Les troupes aéroportées prennent place à bord des avions pour la traversée de la Manche vers minuit dans la nuit du 5 au 6 juin 1944. Pour remonter le moral de ses troupes, le Lieutenant Philippe Rousseau chante et bat la mesure. A 0100, le groupe de 20 hommes est largué en trois étapes, le lieutenant Rousseau étant le dernier d’entre tous à sauter de l’avion. Alors que le Drop Zone (DZ) ne devait avoir que quelques centaines de mètres et avoir déjà été sécurisé par la compagnie C, de nombreux problèmes firent en sorte que les parachutistes furent largués dans une zone 40 fois plus large que prévue. Les parachutistes n’atterrirent donc ni groupés, ni « en sécurité ». Nombreux furent ceux qui se noyèrent, parachutés dans des champs ennoyés par les allemands et alourdis par les munitions supplémentaires qu’ils portaient, ou qui furent fait prisonniers par les allemands alertés de l’imminence d’une invasion alliée.

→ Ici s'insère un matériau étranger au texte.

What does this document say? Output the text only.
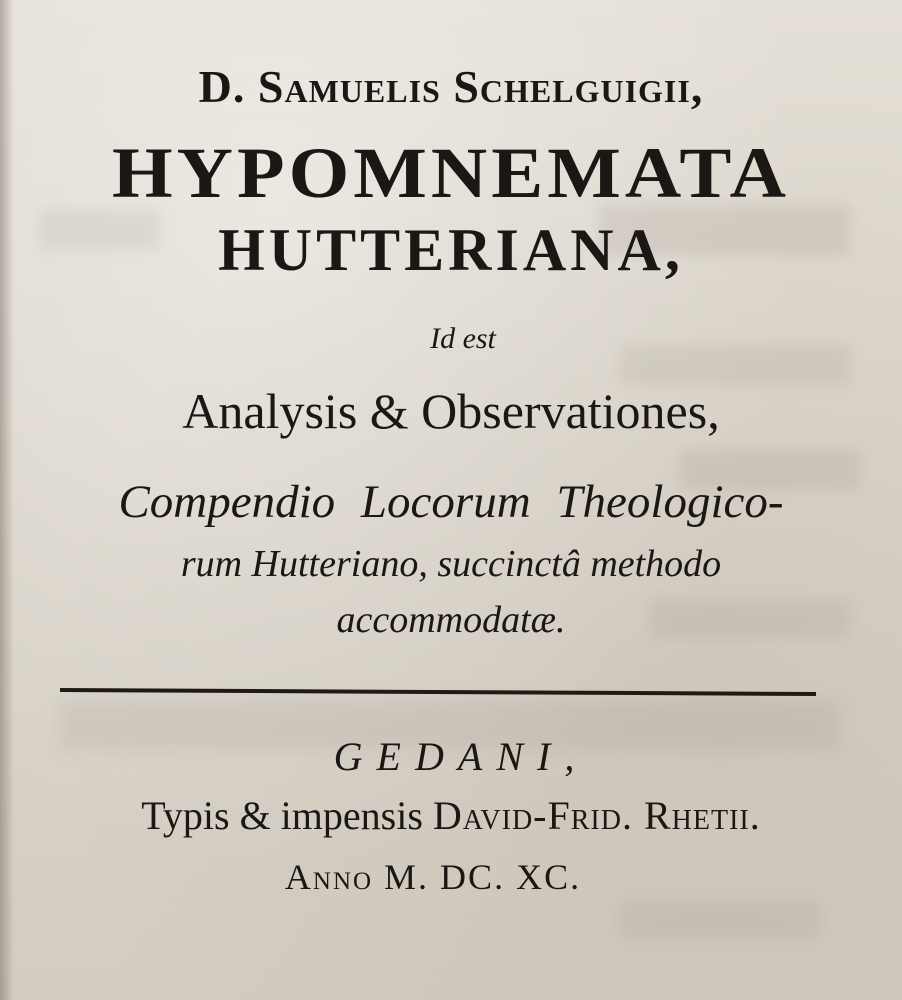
D. Samuelis Schelguigii,
HYPOMNEMATA
HUTTERIANA,
Id est
Analysis & Observationes,
Compendio Locorum Theologico-
rum Hutteriano, succinctâ methodo
accommodatæ.
GEDANI,
Typis & impensis David-Frid. Rhetii.
Anno M. DC. XC.
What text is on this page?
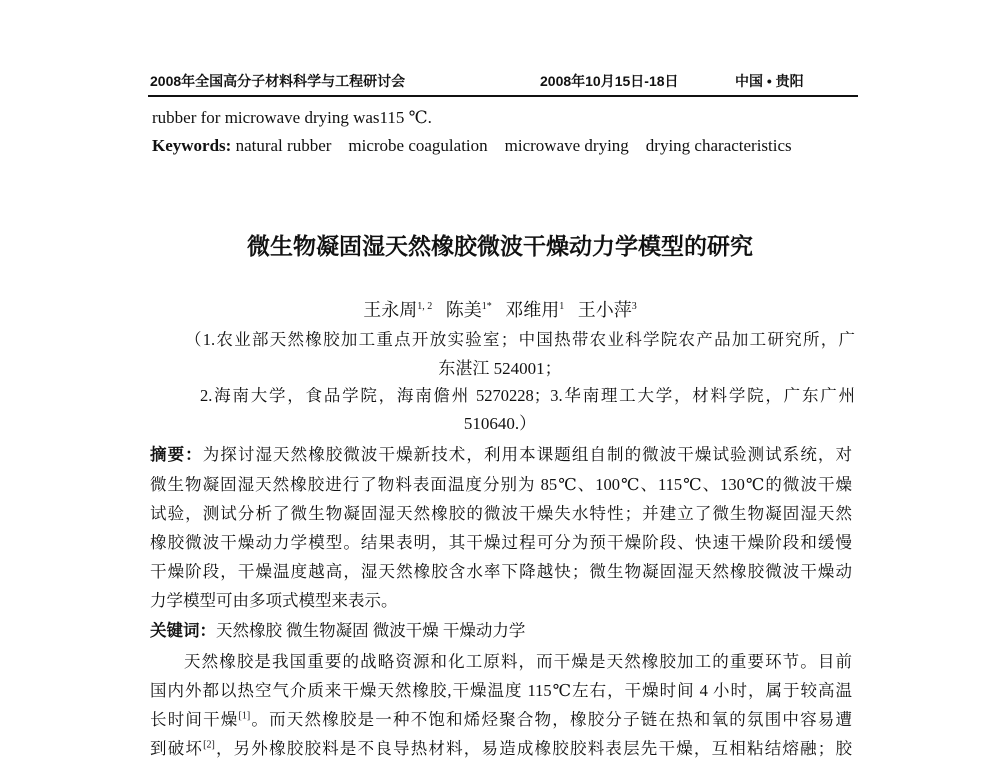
2008年全国高分子材料科学与工程研讨会	2008年10月15日-18日	中国 • 贵阳
rubber for microwave drying was115 ℃.
Keywords: natural rubber    microbe coagulation    microwave drying    drying characteristics
微生物凝固湿天然橡胶微波干燥动力学模型的研究
王永周$^{1, 2}$ 陈美$^{1*}$ 邓维用$^1$ 王小萍$^3$
（1.农业部天然橡胶加工重点开放实验室；中国热带农业科学院农产品加工研究所，广
东湛江 524001；
2.海南大学，食品学院，海南儋州 5270228；3.华南理工大学，材料学院，广东广州
510640.）
摘要：为探讨湿天然橡胶微波干燥新技术，利用本课题组自制的微波干燥试验测试系统，对
微生物凝固湿天然橡胶进行了物料表面温度分别为 85℃、100℃、115℃、130℃的微波干燥
试验，测试分析了微生物凝固湿天然橡胶的微波干燥失水特性；并建立了微生物凝固湿天然
橡胶微波干燥动力学模型。结果表明，其干燥过程可分为预干燥阶段、快速干燥阶段和缓慢
干燥阶段，干燥温度越高，湿天然橡胶含水率下降越快；微生物凝固湿天然橡胶微波干燥动
力学模型可由多项式模型来表示。
关键词：天然橡胶 微生物凝固 微波干燥 干燥动力学
天然橡胶是我国重要的战略资源和化工原料，而干燥是天然橡胶加工的重要环节。目前
国内外都以热空气介质来干燥天然橡胶,干燥温度 115℃左右，干燥时间 4 小时，属于较高温
长时间干燥[1]。而天然橡胶是一种不饱和烯烃聚合物，橡胶分子链在热和氧的氛围中容易遭
到破坏[2]，另外橡胶胶料是不良导热材料，易造成橡胶胶料表层先干燥，互相粘结熔融；胶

Alors que ses hommes tentaient aussi bien que mal de se regrouper, le lieutenant Rousseau menait à bien la mission secrète qui lui avait été confiée, tout comme à deux autres hommes, l’ordonnance James George Broadfoot et le Caporal Boyd Anderson. Le caporal Anderson explique ainsi leur mission:

Lt Rousseau explained that some ten miles or so from our drop zone was the town of Dozule, which our intelligence people did not know very much about. It was located on a main highway going to Caen. The name of the mayor of Dozule was also Rousseau, the same name as my officer. It was thought that the mayor was friendly to our cause. The plan was for Lt Rousseau, the batman Broadfoot, and me to meet in the drop zone with all haste. We were to ignore whatever trouble was going on and to proceed immediately by whatever means we could to Dozule and locate Mayor Rousseau and strike up a conversation with him with the hope of establishing a relationship and find out the numbers and disposition of the German troops in the area. Lt Rousseau was very excited about this assignment and of course I was pleased to have been selected for this dangerous but unusual task and, like Lt Rousseau, I was all gung ho to get at the job. Little did I know that Lt Rousseau would be killed in the early daylight hours of the first day and that Broadfoot would be shot to death in the ditch the next afternoon just a few feet from were I was located behind a hedgerow. (Boys of the cloud)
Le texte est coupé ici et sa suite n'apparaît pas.